Sophie Hines (California Institute of Technology) studied the radiocarbon ages of different organic and inorganic components of deep sea corals in order to better understand the variable radiocarbon blanks in very old (> 150,000 yr) samples.

2012

Nicole Khan (University of Pennsylvania) worked on chronologies of paleo-environmental and relative sea-level change in mangrove environments, using radiocarbon AMS analyses of sedimentary mangrove leaf, wood, bark and root fragments.

As part of Elizabeth Williams' study of the transport of terrestrial carbon to the marine environment, Elizabeth extracted and determined the radiocarbon content of lignin from differentially treated terrestrial and marine sediment.

Ben Gaglioti (University of Alaska, Fairbanks) studied permafrost behavior during past warming events using ramped pyrolysis.

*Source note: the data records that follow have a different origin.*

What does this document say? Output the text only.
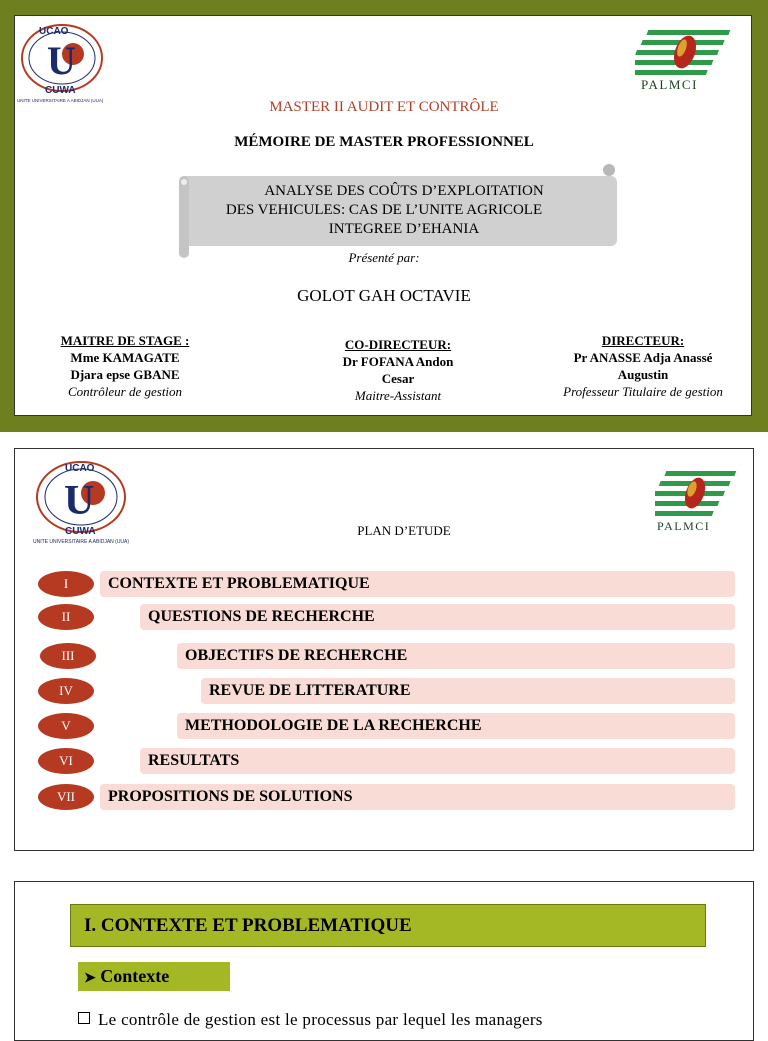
UCAO
U
CUWA
UNITE UNIVERSITAIRE A ABIDJAN (UUA)
PALMCI
MASTER II AUDIT ET CONTRÔLE
MÉMOIRE DE MASTER PROFESSIONNEL
ANALYSE DES COÛTS D’EXPLOITATION
DES VEHICULES: CAS DE L’UNITE AGRICOLE
INTEGREE D’EHANIA
Présenté par:
GOLOT GAH OCTAVIE
MAITRE DE STAGE :
Mme KAMAGATE
Djara epse GBANE
Contrôleur de gestion
CO-DIRECTEUR:
Dr FOFANA Andon
Cesar
Maitre-Assistant
DIRECTEUR:
Pr ANASSE Adja Anassé
Augustin
Professeur Titulaire de gestion
UCAO
U
CUWA
UNITE UNIVERSITAIRE A ABIDJAN (UUA)
PALMCI
PLAN D’ETUDE
I	CONTEXTE ET PROBLEMATIQUE
II	QUESTIONS DE RECHERCHE
III	OBJECTIFS DE RECHERCHE
IV	REVUE DE LITTERATURE
V	METHODOLOGIE DE LA RECHERCHE
VI	RESULTATS
VII	PROPOSITIONS DE SOLUTIONS
I. CONTEXTE ET PROBLEMATIQUE
➤ Contexte
Le contrôle de gestion est le processus par lequel les managers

Brittany Kruger (University of Minnesota, Duluth) isolated fatty acids from sediment to study terrestrial and aquatic inputs to Lake Malawi.

2011

Mara Dougherty isolated biomarkers for sulfate reducing bacteria isolated from Beaufort Sea sediments and measured their radiocarbon content.  She will use the results to shed light on the anaerobic oxidation of CH4.

2010

Brett Walker (University of California) analyzed compound classes isolated from particulate matter collected in a nearshore upwelling environment.

Ian Ball (Scripps Inst. of Oceanography) analyzed lignin phenols standards to test a method he is developing to study the radiocarbon content of lignin in oceanic DOC.

2009

Prosper Zigah (University of Minnesota) analyzed the radiocarbon content of compound classes isolated from high molecular weight DOC collected in Lake Superior.

Jeff Salacup (Brown University) used compound-specific 14C-AMS analysis of sedimentary alkenones from a muddy coastal setting to constrain and reconstruct climatic events in Naragansett Bay.

2008

Andrew Kemp (University of Pennsylvania) used high precision radiocarbon measurements to date the historical onset of accelerated relative sea-level rise.

Branwen Williams (Ohio State University) measured radiocarbon in bamboo corals to study the western Pacific warm pool.

Juzhi Hou (Brown University) developed and HPLC method to isolate and measure the radiocarbon content of lignin phenols extracted from lake sediments.

2007

Haiwei Shen (GSO, University of Rhode Island) developed a method to isolate and measure the radiocarbon content of formaldehyde collected from ambient air.

Andrew Wozniak (Virginia Institute of Marine Science) used both stable and radio- carbon isotopes to characterize the total and water-soluble fractions of organic matter in aerosol samples from watersheds.